Water striders are neat little creatures. With seemingly no effort or cognition, they dance across the surface of still water with grace and speed. Though scientists have long been aware that the basic mechanism behind their divinely-inspired locomotion is surface tension, their range of movements required deeper analysis. Now, researchers at Harvard’s Wyss Institute for Biologically Inspired Engineering have managed to reproduce the water strider’s movements in robot form.
What perplexed researchers the most was the water strider’s ability to jump from the surface of the water. Walking is one thing, but being able to apply enough force to launch their bodies without breaking the water’s surface tension is another thing entirely.

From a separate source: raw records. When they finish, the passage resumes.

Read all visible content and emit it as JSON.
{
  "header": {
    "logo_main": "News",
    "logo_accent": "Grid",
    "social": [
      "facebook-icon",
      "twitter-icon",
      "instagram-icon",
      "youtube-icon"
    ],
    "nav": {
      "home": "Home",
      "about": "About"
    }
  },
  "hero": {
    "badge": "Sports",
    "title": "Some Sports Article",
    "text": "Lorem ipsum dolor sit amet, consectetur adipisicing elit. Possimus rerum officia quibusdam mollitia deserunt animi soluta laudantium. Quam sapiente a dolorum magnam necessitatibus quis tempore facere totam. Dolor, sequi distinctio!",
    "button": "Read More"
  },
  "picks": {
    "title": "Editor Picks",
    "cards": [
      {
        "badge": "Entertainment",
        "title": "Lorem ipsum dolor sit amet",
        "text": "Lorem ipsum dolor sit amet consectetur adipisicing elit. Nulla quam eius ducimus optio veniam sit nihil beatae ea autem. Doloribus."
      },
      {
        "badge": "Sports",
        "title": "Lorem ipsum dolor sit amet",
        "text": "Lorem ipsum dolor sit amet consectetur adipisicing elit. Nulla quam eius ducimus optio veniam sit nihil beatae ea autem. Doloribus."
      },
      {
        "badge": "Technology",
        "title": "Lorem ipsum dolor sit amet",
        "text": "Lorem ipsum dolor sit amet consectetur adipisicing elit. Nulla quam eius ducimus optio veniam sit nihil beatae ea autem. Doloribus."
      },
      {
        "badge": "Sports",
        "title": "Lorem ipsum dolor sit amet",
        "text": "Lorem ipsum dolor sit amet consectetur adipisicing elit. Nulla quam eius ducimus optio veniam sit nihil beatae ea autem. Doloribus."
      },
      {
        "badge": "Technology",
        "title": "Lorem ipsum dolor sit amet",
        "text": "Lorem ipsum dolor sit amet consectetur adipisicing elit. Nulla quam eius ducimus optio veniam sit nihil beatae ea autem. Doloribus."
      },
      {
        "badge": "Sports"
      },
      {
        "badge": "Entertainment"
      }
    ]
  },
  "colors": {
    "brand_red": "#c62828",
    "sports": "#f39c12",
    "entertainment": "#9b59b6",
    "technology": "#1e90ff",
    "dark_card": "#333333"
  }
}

“Water’s surface needs to be pressed at the right speed for an adequate amount of time, up to a certain depth, in order to achieve jumping,” said the study’s co–senior author Kyu Jin Cho, Associate Professor in the Department of Mechanical and Aerospace Engineering and Director of the Biorobotics Laboratory at Seoul National University. “The water strider is capable of doing all these things flawlessly.”
In their research, the biologists and engineers found that the water strider’s secret was to keep their curved legs in contact with the water’s surface as long as possible. Applying maximum force as quickly as possible, as one would do on the ground, would just break the surface tension. In order for the robot water strider to do this, engineers equipped it with a “torque reversal catapult mechanism,” which mimics the way fleas jump.
“The resulting robotic insects can achieve the same momentum and height that could be generated during a rapid jump on firm ground – but instead can do so on water – by spreading out the jumping thrust over a longer amount of time and in sustaining prolonged contact with the water’s surface,” said Robert Wood, Ph.D., who is a co–author on the study and a Wyss Institute Core Faculty member.